В то утро Аким проснулся от запаха подгоревшего теста. Сначала он подумал, что это сон — слишком уж явственно пахло сдобой, ванилью и чем-то ещё, смутно знакомым, но забытым. Он сел на кровати, опустив босые ноги на холодный половик, и прислушался. Из кухни доносилось едва слышное шуршание — будто кто-то пересыпал муку.
— Нюра? — хрипло позвал он, но тут же осёкся.
Никто не ответил. Только скрипнула половица и что-то глухо стукнуло, упав на пол. Дед накинул телогрейку поверх нательной рубахи и, шаркая, вышел в сени. То, что он увидел, заставило его остановиться, схватившись за дверной косяк.
Посреди кухни стоял мальчик. На вид ему было лет двенадцать, худощавый, в смешной льняной рубахе, какие носили в их краях полвека назад. Круглое лицо его было густо усыпано веснушками, а волосы цветом напоминали ржаную солому, только что из-под серпа. Но самым странным были не одежда и не возраст. От мальчика пахло тёплым хлебом — тем самым, из печи, когда корочка только начинает золотиться, а внутри ещё прячется жар. Пахло сдобой, ванилью и яблочной кислинкой, и дед вдруг понял, что именно этот запах он и почувствовал, проснувшись.
— Ты кто? — спросил Аким, не узнавая собственного голоса.
Мальчик улыбнулся. Улыбка у него была открытая, широкая, и от неё по кухне словно разлился свет.
— Колобок я, — просто ответил он. — Испекли меня.
Дед сел на табурет. Прямо напротив, на столешнице, присыпанной мукой, лежал противень, а на нём — аккуратный круглый след от выпечки, словно кто-то снял каравай и положил на доску. Следа самого каравая не было. Зато у мальчика на щеке, чуть пониже глаза, краснела царапина.
— Как же это… — пробормотал старик. — Кто испёк-то?
— Сам испёкся, — мальчик пожал плечами. — Ты муку ставил? Ставил. Масло доставал? Доставал. Сахар щепотью бросал? Бросал. А я уж из всего этого и вышел.
Аким потёр глаза. Муку он и правда ставил — третьего дня, когда решил, что надо бы к поминальному дню бабы Нюры приготовить что-то. Только руки не дошли, мука так и стояла на столе нетронутой кулечком. Масло таяло в мисочке. А сахар… да, сахар он бросал, по старой привычке, щепотью, словно сеял.
— Ты хоть человек? — спросил дед.
Колобок посмотрел на свои ладони, перевернул их, пошевелил пальцами.
— Я — сказка, — сказал он наконец. — Но вроде как живой.
И добавил, чуть виновато:
— Ты только не серчай.
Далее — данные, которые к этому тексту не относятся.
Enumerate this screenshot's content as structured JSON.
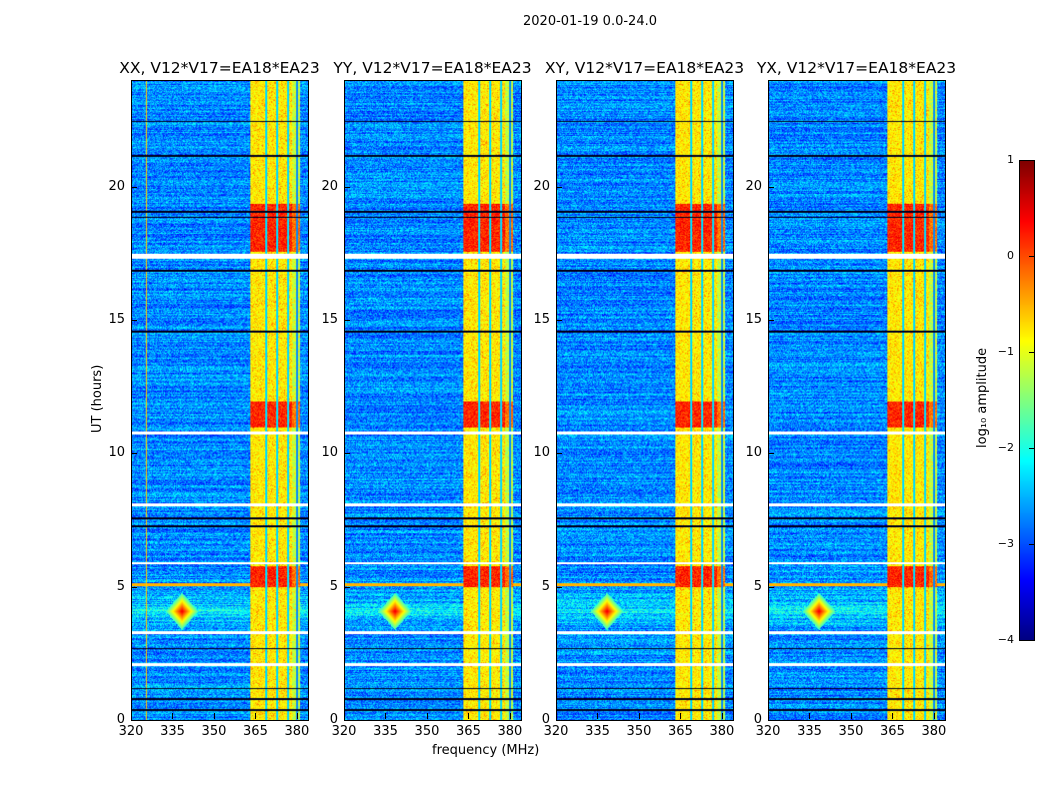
{
  "suptitle": "2020-01-19 0.0-24.0",
  "chart_data": {
    "type": "heatmap",
    "panels": [
      {
        "title": "XX, V12*V17=EA18*EA23"
      },
      {
        "title": "YY, V12*V17=EA18*EA23"
      },
      {
        "title": "XY, V12*V17=EA18*EA23"
      },
      {
        "title": "YX, V12*V17=EA18*EA23"
      }
    ],
    "xlabel": "frequency (MHz)",
    "ylabel": "UT (hours)",
    "xlim": [
      320,
      384
    ],
    "ylim": [
      0,
      24
    ],
    "xticks": [
      "320",
      "335",
      "350",
      "365",
      "380"
    ],
    "xtick_values": [
      320,
      335,
      350,
      365,
      380
    ],
    "yticks": [
      "0",
      "5",
      "10",
      "15",
      "20"
    ],
    "ytick_values": [
      0,
      5,
      10,
      15,
      20
    ],
    "colorbar": {
      "label": "log₁₀ amplitude",
      "range": [
        -4,
        1
      ],
      "ticks": [
        "1",
        "0",
        "−1",
        "−2",
        "−3",
        "−4"
      ],
      "tick_values": [
        1,
        0,
        -1,
        -2,
        -3,
        -4
      ],
      "colormap": "jet"
    },
    "features": {
      "background_level": -2.7,
      "rfi_band_mhz": [
        363,
        381
      ],
      "rfi_band_level": -0.8,
      "rfi_band_gaps_mhz": [
        368.5,
        372.5,
        376.5,
        380
      ],
      "strong_rfi_hours": [
        [
          17.6,
          19.4
        ],
        [
          5.0,
          5.8
        ],
        [
          11.0,
          12.0
        ]
      ],
      "hotspot": {
        "freq_mhz": 338,
        "hour": 4.1,
        "level": 0.5
      },
      "flagged_hours_white": [
        2.1,
        3.3,
        5.9,
        8.1,
        10.8,
        17.4,
        17.5
      ],
      "dark_rows_hours": [
        0.4,
        0.8,
        1.2,
        2.7,
        7.3,
        7.6,
        14.6,
        16.9,
        18.9,
        19.1,
        21.2,
        22.5
      ]
    }
  }
}
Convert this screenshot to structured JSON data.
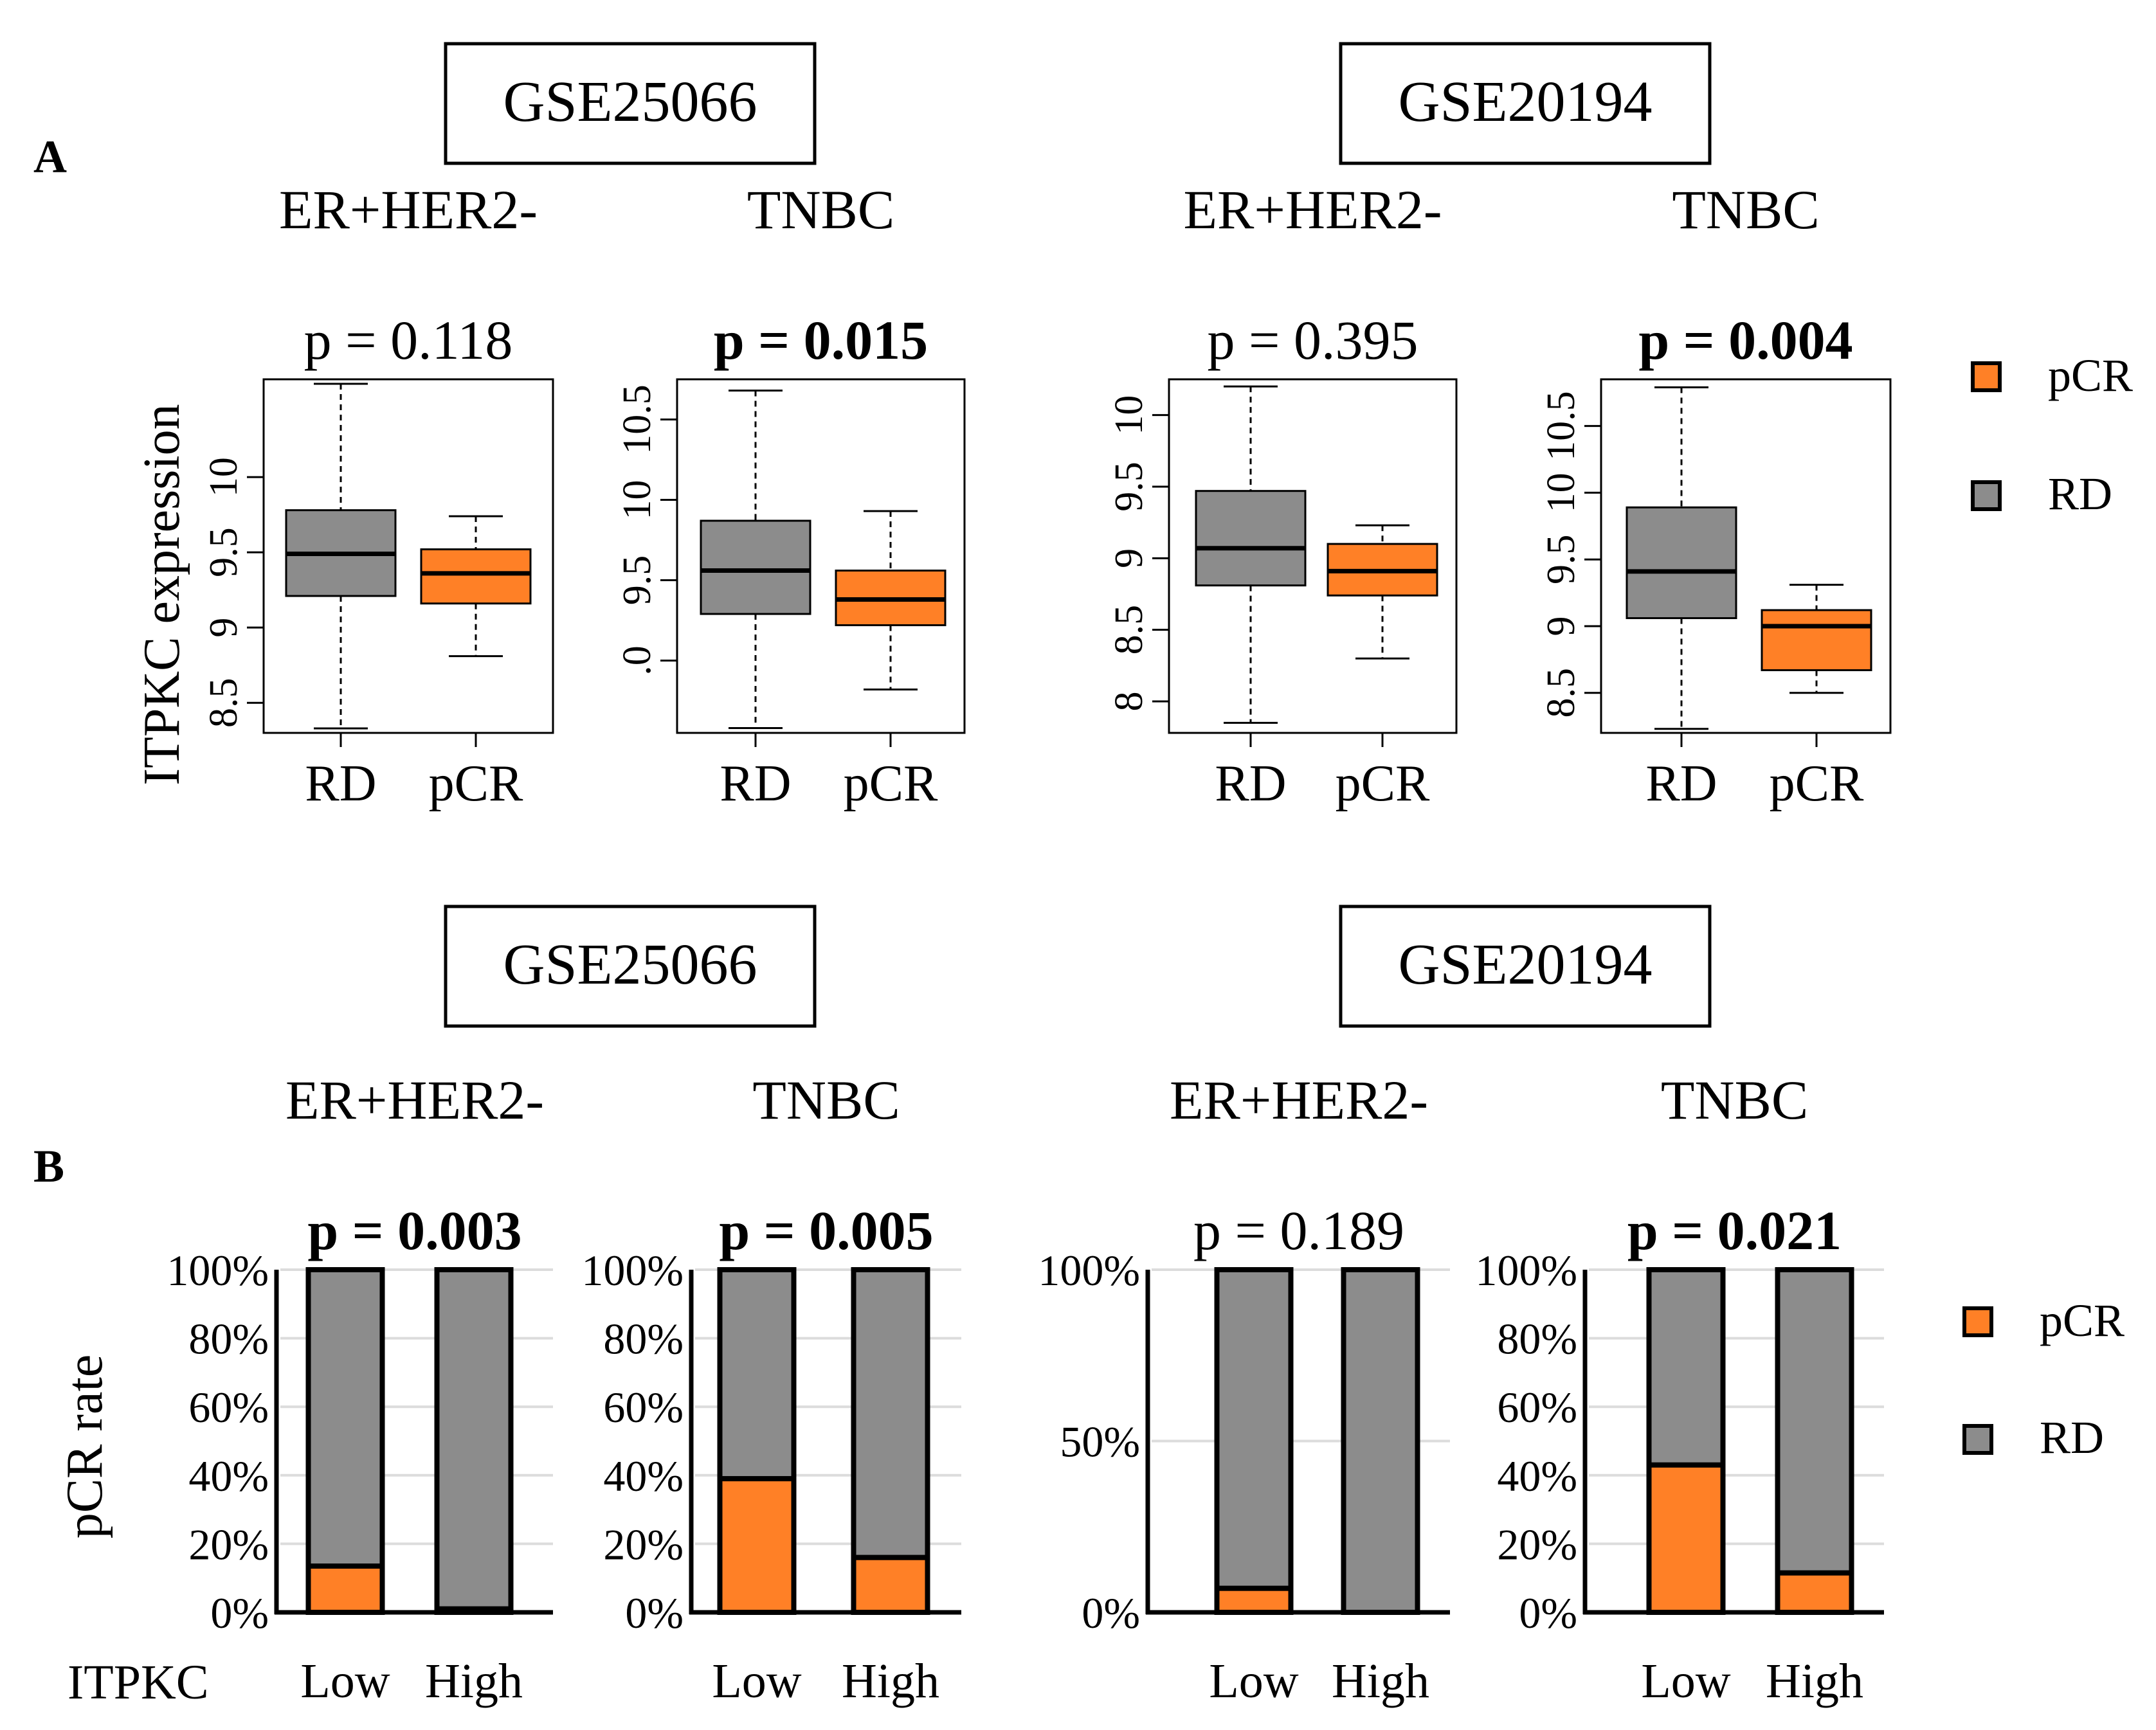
{
  "colors": {
    "pcr": "#FF8026",
    "rd": "#8C8C8C",
    "grid": "#DCDCDC",
    "ink": "#000000"
  },
  "labels": {
    "panel_a": "A",
    "panel_b": "B",
    "y_label_a": "ITPKC expression",
    "y_label_b": "pCR rate",
    "x_row_label_b": "ITPKC"
  },
  "datasets": [
    "GSE25066",
    "GSE20194",
    "GSE25066",
    "GSE20194"
  ],
  "legend": {
    "items": [
      "pCR",
      "RD"
    ]
  },
  "chart_data": [
    {
      "type": "box",
      "panel": "A",
      "dataset": "GSE25066",
      "subtitle": "ER+HER2-",
      "pvalue": "p = 0.118",
      "significant": false,
      "categories": [
        "RD",
        "pCR"
      ],
      "ylim": [
        8.3,
        10.65
      ],
      "ticks": [
        "8.5",
        "9",
        "9.5",
        "10"
      ],
      "series": [
        {
          "name": "RD",
          "whisker_low": 8.33,
          "q1": 9.21,
          "median": 9.49,
          "q3": 9.78,
          "whisker_high": 10.62
        },
        {
          "name": "pCR",
          "whisker_low": 8.81,
          "q1": 9.16,
          "median": 9.36,
          "q3": 9.52,
          "whisker_high": 9.74
        }
      ]
    },
    {
      "type": "box",
      "panel": "A",
      "dataset": "GSE25066",
      "subtitle": "TNBC",
      "pvalue": "p = 0.015",
      "significant": true,
      "categories": [
        "RD",
        "pCR"
      ],
      "ylim": [
        8.55,
        10.75
      ],
      "ticks": [
        ".0",
        "9.5",
        "10",
        "10.5"
      ],
      "series": [
        {
          "name": "RD",
          "whisker_low": 8.58,
          "q1": 9.29,
          "median": 9.56,
          "q3": 9.87,
          "whisker_high": 10.68
        },
        {
          "name": "pCR",
          "whisker_low": 8.82,
          "q1": 9.22,
          "median": 9.38,
          "q3": 9.56,
          "whisker_high": 9.93
        }
      ]
    },
    {
      "type": "box",
      "panel": "A",
      "dataset": "GSE20194",
      "subtitle": "ER+HER2-",
      "pvalue": "p = 0.395",
      "significant": false,
      "categories": [
        "RD",
        "pCR"
      ],
      "ylim": [
        7.78,
        10.25
      ],
      "ticks": [
        "8",
        "8.5",
        "9",
        "9.5",
        "10"
      ],
      "series": [
        {
          "name": "RD",
          "whisker_low": 7.85,
          "q1": 8.81,
          "median": 9.07,
          "q3": 9.47,
          "whisker_high": 10.2
        },
        {
          "name": "pCR",
          "whisker_low": 8.3,
          "q1": 8.74,
          "median": 8.91,
          "q3": 9.1,
          "whisker_high": 9.23
        }
      ]
    },
    {
      "type": "box",
      "panel": "A",
      "dataset": "GSE20194",
      "subtitle": "TNBC",
      "pvalue": "p = 0.004",
      "significant": true,
      "categories": [
        "RD",
        "pCR"
      ],
      "ylim": [
        8.2,
        10.85
      ],
      "ticks": [
        "8.5",
        "9",
        "9.5",
        "10",
        "10.5"
      ],
      "series": [
        {
          "name": "RD",
          "whisker_low": 8.23,
          "q1": 9.06,
          "median": 9.41,
          "q3": 9.89,
          "whisker_high": 10.79
        },
        {
          "name": "pCR",
          "whisker_low": 8.5,
          "q1": 8.67,
          "median": 9.0,
          "q3": 9.12,
          "whisker_high": 9.31
        }
      ]
    },
    {
      "type": "bar",
      "stacked": true,
      "panel": "B",
      "dataset": "GSE25066",
      "subtitle": "ER+HER2-",
      "pvalue": "p = 0.003",
      "significant": true,
      "categories": [
        "Low",
        "High"
      ],
      "ylim": [
        0,
        100
      ],
      "ticks": [
        "0%",
        "20%",
        "40%",
        "60%",
        "80%",
        "100%"
      ],
      "series": [
        {
          "name": "pCR",
          "values": [
            13.5,
            1
          ]
        },
        {
          "name": "RD",
          "values": [
            86.5,
            99
          ]
        }
      ]
    },
    {
      "type": "bar",
      "stacked": true,
      "panel": "B",
      "dataset": "GSE25066",
      "subtitle": "TNBC",
      "pvalue": "p = 0.005",
      "significant": true,
      "categories": [
        "Low",
        "High"
      ],
      "ylim": [
        0,
        100
      ],
      "ticks": [
        "0%",
        "20%",
        "40%",
        "60%",
        "80%",
        "100%"
      ],
      "series": [
        {
          "name": "pCR",
          "values": [
            39,
            16
          ]
        },
        {
          "name": "RD",
          "values": [
            61,
            84
          ]
        }
      ]
    },
    {
      "type": "bar",
      "stacked": true,
      "panel": "B",
      "dataset": "GSE20194",
      "subtitle": "ER+HER2-",
      "pvalue": "p = 0.189",
      "significant": false,
      "categories": [
        "Low",
        "High"
      ],
      "ylim": [
        0,
        100
      ],
      "ticks": [
        "0%",
        "50%",
        "100%"
      ],
      "series": [
        {
          "name": "pCR",
          "values": [
            7,
            0
          ]
        },
        {
          "name": "RD",
          "values": [
            93,
            100
          ]
        }
      ]
    },
    {
      "type": "bar",
      "stacked": true,
      "panel": "B",
      "dataset": "GSE20194",
      "subtitle": "TNBC",
      "pvalue": "p = 0.021",
      "significant": true,
      "categories": [
        "Low",
        "High"
      ],
      "ylim": [
        0,
        100
      ],
      "ticks": [
        "0%",
        "20%",
        "40%",
        "60%",
        "80%",
        "100%"
      ],
      "series": [
        {
          "name": "pCR",
          "values": [
            43,
            11.5
          ]
        },
        {
          "name": "RD",
          "values": [
            57,
            88.5
          ]
        }
      ]
    }
  ]
}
Я ненадолго.
Так в избе деда Акима поселился мальчик из теста.
Первые дни они притирались друг к другу. Колобок — назовём его так, потому что иного имени у него не было, а сам он, кажется, в имени не нуждался — оказался существом любопытным и до крайности неопытным. Всё ему было внове: и солнечный свет, и запах свежей стружки из сарая, и то, как дрожит воздух над заслонкой печи. Он трогал пальцами кружевную занавеску и удивлялся тому, что нити такие тонкие, а не рвутся. Разглядывал старые фотокарточки на стенах, подолгу всматриваясь в лица, будто пытался угадать, кто эти люди и почему они замерли на бумаге навсегда.
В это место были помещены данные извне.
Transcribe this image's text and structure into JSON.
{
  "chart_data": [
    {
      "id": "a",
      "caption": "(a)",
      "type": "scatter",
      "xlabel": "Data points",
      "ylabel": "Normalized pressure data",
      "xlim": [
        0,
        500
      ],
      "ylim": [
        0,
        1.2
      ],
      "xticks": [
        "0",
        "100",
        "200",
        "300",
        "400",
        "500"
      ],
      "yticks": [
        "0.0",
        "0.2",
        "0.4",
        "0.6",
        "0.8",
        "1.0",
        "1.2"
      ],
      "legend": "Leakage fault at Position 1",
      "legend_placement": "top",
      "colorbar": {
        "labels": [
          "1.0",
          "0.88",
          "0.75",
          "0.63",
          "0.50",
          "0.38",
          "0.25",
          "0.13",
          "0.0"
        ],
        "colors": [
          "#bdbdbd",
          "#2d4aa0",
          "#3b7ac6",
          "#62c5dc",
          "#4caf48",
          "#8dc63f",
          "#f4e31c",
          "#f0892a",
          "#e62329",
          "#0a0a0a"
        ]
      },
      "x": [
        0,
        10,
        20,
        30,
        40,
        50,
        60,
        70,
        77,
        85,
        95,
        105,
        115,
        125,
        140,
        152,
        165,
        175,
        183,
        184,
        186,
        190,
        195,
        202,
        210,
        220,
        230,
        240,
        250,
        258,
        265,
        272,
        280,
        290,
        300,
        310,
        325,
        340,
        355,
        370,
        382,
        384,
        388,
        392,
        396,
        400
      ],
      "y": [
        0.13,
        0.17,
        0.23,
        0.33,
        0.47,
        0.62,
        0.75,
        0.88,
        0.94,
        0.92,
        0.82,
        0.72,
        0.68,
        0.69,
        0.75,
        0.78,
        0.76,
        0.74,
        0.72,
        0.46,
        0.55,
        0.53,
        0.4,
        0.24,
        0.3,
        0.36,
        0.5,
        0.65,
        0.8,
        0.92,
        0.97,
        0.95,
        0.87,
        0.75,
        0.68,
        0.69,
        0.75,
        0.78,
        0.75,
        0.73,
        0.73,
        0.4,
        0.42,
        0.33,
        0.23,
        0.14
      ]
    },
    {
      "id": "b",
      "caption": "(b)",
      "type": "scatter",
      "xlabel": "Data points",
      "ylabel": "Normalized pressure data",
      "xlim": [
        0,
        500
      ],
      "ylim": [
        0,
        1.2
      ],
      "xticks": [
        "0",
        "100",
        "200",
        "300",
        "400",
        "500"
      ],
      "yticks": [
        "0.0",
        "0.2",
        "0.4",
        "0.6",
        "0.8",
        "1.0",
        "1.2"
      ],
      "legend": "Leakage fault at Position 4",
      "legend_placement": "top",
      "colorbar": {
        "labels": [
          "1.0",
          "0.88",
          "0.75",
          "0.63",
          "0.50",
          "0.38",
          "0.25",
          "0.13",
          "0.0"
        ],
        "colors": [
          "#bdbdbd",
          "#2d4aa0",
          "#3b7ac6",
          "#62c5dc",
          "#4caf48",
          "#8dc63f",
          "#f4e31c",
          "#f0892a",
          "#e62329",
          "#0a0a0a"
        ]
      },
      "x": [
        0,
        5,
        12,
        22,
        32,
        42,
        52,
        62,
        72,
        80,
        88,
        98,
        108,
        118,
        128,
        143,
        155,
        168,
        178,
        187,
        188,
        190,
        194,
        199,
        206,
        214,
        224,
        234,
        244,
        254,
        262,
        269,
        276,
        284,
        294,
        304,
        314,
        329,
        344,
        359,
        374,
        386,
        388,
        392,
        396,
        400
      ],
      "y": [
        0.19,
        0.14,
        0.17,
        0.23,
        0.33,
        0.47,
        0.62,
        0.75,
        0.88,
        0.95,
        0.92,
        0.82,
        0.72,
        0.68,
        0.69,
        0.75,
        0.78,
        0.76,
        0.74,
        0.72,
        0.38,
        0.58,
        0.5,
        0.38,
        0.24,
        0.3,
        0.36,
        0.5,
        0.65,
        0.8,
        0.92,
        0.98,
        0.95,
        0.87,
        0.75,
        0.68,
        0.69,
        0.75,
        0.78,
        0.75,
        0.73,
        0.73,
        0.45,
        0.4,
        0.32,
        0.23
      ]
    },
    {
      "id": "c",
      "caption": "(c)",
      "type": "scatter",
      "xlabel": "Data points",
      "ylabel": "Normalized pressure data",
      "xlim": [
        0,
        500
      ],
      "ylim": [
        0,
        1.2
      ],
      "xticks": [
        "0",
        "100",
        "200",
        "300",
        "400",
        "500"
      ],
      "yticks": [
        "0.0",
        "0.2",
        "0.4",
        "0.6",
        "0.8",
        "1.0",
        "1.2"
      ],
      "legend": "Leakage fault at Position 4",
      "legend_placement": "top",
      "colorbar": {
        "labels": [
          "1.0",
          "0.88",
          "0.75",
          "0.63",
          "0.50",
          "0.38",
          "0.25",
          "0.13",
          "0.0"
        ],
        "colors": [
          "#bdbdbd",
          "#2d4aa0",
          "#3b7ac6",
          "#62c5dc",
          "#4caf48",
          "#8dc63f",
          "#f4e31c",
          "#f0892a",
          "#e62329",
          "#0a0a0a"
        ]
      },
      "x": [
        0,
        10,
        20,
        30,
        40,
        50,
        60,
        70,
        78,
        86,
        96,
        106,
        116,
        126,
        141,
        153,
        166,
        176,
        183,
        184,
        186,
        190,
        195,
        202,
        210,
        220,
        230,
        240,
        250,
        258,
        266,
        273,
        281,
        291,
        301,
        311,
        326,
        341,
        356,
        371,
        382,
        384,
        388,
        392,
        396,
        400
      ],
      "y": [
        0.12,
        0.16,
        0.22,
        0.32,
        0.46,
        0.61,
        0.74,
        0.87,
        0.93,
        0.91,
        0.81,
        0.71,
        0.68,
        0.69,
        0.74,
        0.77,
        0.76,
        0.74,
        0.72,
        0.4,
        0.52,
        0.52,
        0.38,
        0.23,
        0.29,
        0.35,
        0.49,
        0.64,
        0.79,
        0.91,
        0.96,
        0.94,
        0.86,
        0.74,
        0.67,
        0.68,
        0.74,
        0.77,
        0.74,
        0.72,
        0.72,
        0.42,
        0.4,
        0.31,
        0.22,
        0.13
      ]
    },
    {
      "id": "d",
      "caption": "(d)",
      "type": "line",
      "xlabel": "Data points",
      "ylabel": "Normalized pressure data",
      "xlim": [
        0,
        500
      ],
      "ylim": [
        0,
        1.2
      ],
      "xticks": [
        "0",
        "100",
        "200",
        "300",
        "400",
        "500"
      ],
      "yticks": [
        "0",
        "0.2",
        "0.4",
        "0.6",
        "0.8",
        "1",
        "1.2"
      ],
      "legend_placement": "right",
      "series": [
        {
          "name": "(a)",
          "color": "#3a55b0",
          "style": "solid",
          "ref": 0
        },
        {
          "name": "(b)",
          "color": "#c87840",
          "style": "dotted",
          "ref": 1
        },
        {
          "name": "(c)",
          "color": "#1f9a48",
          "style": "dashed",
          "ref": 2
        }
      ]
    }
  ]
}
Особенно его интересовали вещи, принадлежавшие бабе Нюре. Он брал в руки глиняную утицу-свистульку и спрашивал, зачем она. Дед объяснял: весну кликать. Свистели, мол, по весне, чтобы птицы возвращались, чтобы тёплые ветра призывать. Колобок слушал, склонив голову набок, а потом спросил:
— А если я свистну, весна раньше придёт?
— Не придёт, — улыбнулся дед. — Это старая примета. Времена теперь другие, без свистульки весна приходит.
Колобок нахмурился. Было видно, что ему очень хочется, чтобы весна пришла именно от его свиста. Он дунул в глиняную утицу — звук получился тонкий, пронзительный, словно заплакала пичуга. За окном, как назло, повалил снег.
— Врёт твоя примета, — вздохнул мальчик.
Аким только усмехнулся в усы.
К вечеру третьего дня дед обнаружил, что в доме поселился не мальчик, а целая гора вопросов. Колобок не знал ничего о мире, но при этом чувствовал его как-то иначе, чем люди. Он мог подойти к берёзе во дворе, прижать ладонь к оледенелому стволу и сказать:
— Она спит, но слышит. Ей снится, что она опять молодая и в серёжках.
— Откуда знаешь? — спрашивал дед.
— Не знаю, — пожимал плечами мальчик. — Просто чувствую. Ведь хлеб и дерево — родня. Оба из земли растут.
В этих словах была такая простая и глубокая правда, что Акиму становилось не по себе. Он, проживший жизнь, привык думать, что всё на свете устроено понятно и без затей: вот дом, вот печь, вот работа, вот могила. А тут вдруг мальчишка из теста говорит с деревьями и спит, свернувшись калачиком на тёплой лежанке, и во сне его дыхание пахнет свежей выпечкой так, что у старика начинает щипать в носу.
Однажды утром Колобок задал вопрос, которого дед ждал с первого дня.
— Расскажи мне про бабу Нюру.
Они сидели за столом друг напротив друга. Аким перебирал пальцами хлебный мякиш, крошил его в мелкое крошево на клеёнке. Долго молчал.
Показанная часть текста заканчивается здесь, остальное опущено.